Other SSI management challenges are insufficient policies and procedures and a lack of knowledge about SSI care bundles and prevention and control policies (Morikane et al.,2021). The government at the local and national levels should develop adequate laws to encourage SSI prevention and control. They should disseminate this information to the relevant employees. Nurses and other medical practitioners should embrace continuous learning and regularly update their SSI prevention and control knowledge.
Knowledge deficit and lack of responsibility on the patient’s part is another challenge facing SSI prevention and control (Morikane et al., 2021).The patient may ignore preoperative instructions, for example, refusing to shower before the operation. Education of patients on the rationale of bathing before the surgical procedure increases adherence and responsibility. HCWs should emphasize the importance of following the postoperative instructions.
Poor leadership and teamwork.

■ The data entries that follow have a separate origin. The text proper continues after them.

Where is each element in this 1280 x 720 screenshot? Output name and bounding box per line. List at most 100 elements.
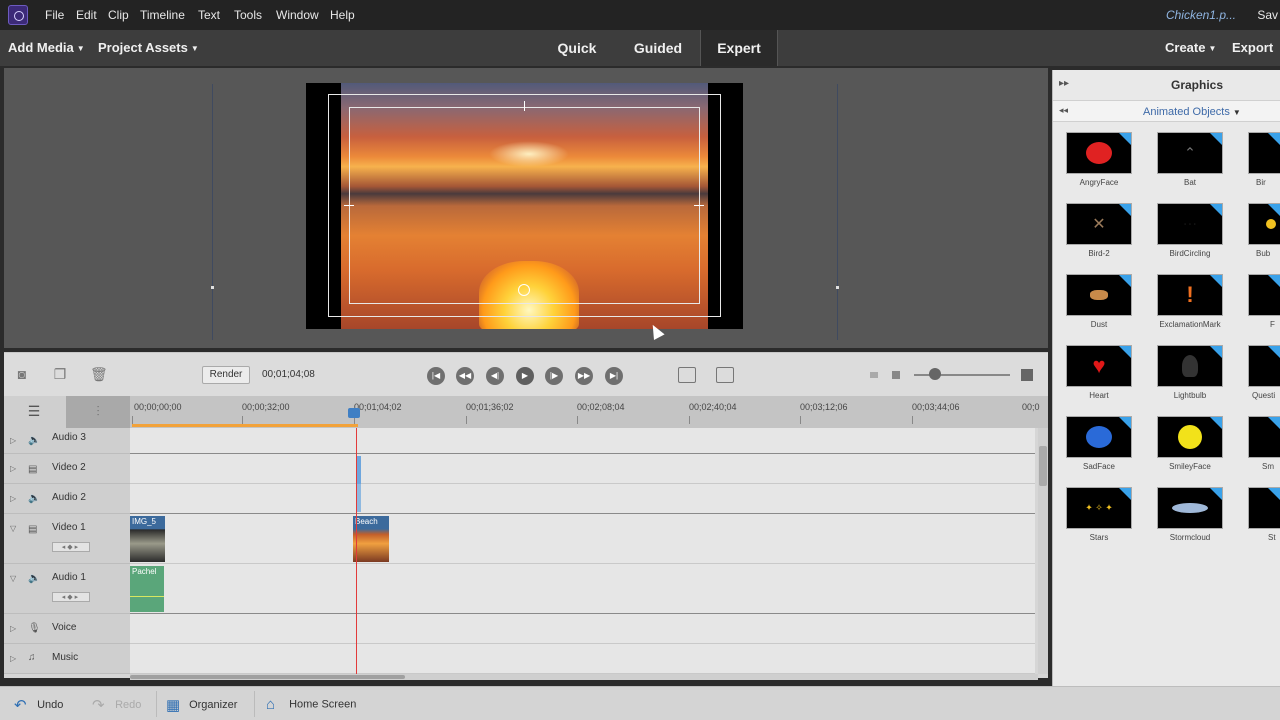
add-media-button[interactable]: Add Media ▼ bbox=[8, 40, 85, 55]
track-lane-music[interactable] bbox=[130, 644, 1035, 674]
video-1-clip-img[interactable]: IMG_5 bbox=[130, 516, 165, 562]
graphic-partial-bubble[interactable]: Bub bbox=[1248, 203, 1280, 269]
step-forward-icon[interactable]: |▶ bbox=[545, 367, 563, 385]
track-lane-voice[interactable] bbox=[130, 614, 1035, 644]
scrollbar-thumb[interactable] bbox=[130, 675, 405, 679]
track-header-music[interactable]: ▷ ♫ Music bbox=[4, 644, 130, 674]
track-lane-video-1[interactable]: IMG_5 Beach bbox=[130, 514, 1035, 564]
track-header-audio-2[interactable]: ▷ 🔈 Audio 2 bbox=[4, 484, 130, 514]
expand-triangle-icon[interactable]: ▷ bbox=[10, 654, 16, 663]
create-button[interactable]: Create ▼ bbox=[1165, 40, 1216, 55]
collapse-triangle-icon[interactable]: ▽ bbox=[10, 524, 16, 533]
graphic-stars[interactable]: ✦ ✧ ✦ Stars bbox=[1066, 487, 1146, 553]
keyframe-controls-icon[interactable]: ◂◆▸ bbox=[52, 592, 90, 602]
timeline-ruler[interactable]: ☰ ⫶ 00;00;00;00 00;00;32;00 00;01;04;02 … bbox=[4, 396, 1048, 428]
guide-handle-left[interactable] bbox=[211, 286, 214, 289]
go-to-end-icon[interactable]: ▶| bbox=[605, 367, 623, 385]
track-header-video-2[interactable]: ▷ ▤ Video 2 bbox=[4, 454, 130, 484]
monitor-panel[interactable] bbox=[4, 68, 1048, 348]
keyframe-controls-icon[interactable]: ◂◆▸ bbox=[52, 542, 90, 552]
fast-forward-icon[interactable]: ▶▶ bbox=[575, 367, 593, 385]
audio-waveform-icon[interactable]: ⫶ bbox=[90, 404, 106, 418]
horizontal-scrollbar[interactable] bbox=[130, 674, 1038, 680]
graphic-lightbulb[interactable]: Lightbulb bbox=[1157, 345, 1237, 411]
track-lane-audio-3[interactable] bbox=[130, 428, 1035, 454]
video-frame[interactable] bbox=[306, 83, 743, 329]
playhead-handle[interactable] bbox=[348, 408, 360, 418]
graphic-partial-f[interactable]: F bbox=[1248, 274, 1280, 340]
anchor-crosshair-icon[interactable] bbox=[518, 284, 530, 296]
zoom-step-icon[interactable] bbox=[892, 371, 900, 379]
redo-button[interactable]: ↷ Redo bbox=[92, 696, 141, 714]
safe-margins-icon[interactable] bbox=[678, 367, 696, 383]
graphic-birdcircling[interactable]: · · · BirdCircling bbox=[1157, 203, 1237, 269]
save-menu[interactable]: Sav bbox=[1257, 8, 1278, 22]
work-area-bar[interactable] bbox=[132, 424, 358, 427]
track-header-voice[interactable]: ▷ 🎙 Voice bbox=[4, 614, 130, 644]
copy-icon[interactable]: ❐ bbox=[52, 367, 68, 381]
audio-mixer-cell[interactable]: ⫶ bbox=[66, 396, 130, 428]
menu-clip[interactable]: Clip bbox=[108, 8, 129, 22]
render-button[interactable]: Render bbox=[202, 366, 250, 384]
track-header-audio-1[interactable]: ▽ 🔈 Audio 1 ◂◆▸ bbox=[4, 564, 130, 614]
graphic-angryface[interactable]: AngryFace bbox=[1066, 132, 1146, 198]
export-button[interactable]: Export bbox=[1232, 40, 1273, 55]
graphic-heart[interactable]: ♥ Heart bbox=[1066, 345, 1146, 411]
menu-text[interactable]: Text bbox=[198, 8, 220, 22]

Good leadership in the operating room is critical in the success of SSI preventive measures (Morikane et al., 2021). Good leaders lead by example and inspire their juniors to follow the prevention and control measures. Teamwork is essential in identifying gaps in infection prevention and acting on them. There should be a qualified person in charge of infection prevention in every operating room to ensure that the SSI care bundle and standard precautions are followed. Burden et al. (2018) suggests that nurses, physicians, surgeons, and anesthetists should collaboratively implement the infection prevention and control measures perioperatively.
9. Conclusion
Despite being preventable, surgical site infections are the most common nosocomial infections. They are associated with prolonged recovery after surgery and increased mortality rates. This paper discusses the standard and special precautions and describes the WHO guidelines in preventing and controlling SSIs. The Hong Kong Centre for Health Protection provides a guide to infection prevention to help decrease the incidence of SSIs. Risk management plays a huge role in mitigating SSIs and eliminating or reducing the risks. Audit and surveillance are essential in ensuring adherence to the preventive measures and maintaining these practices.
There are challenges experienced in the management of SSIs. This paper recommends continuous employee training to improve on SSI infection prevention. It suggests that facilities perform regular surveillance and audits to ensure compliance with the infection prevention measures. A sufficient workforce and good working conditions are recommended to aid in the efforts to improve SSI prevention and control. It emphasizes patient education and a collaborative team approach to ensure strict adherence to the SSI care bundle. Healthcare workers, facilities, the government should apply these recommendations to improve the standards of care and reduce the incidence of SSIs.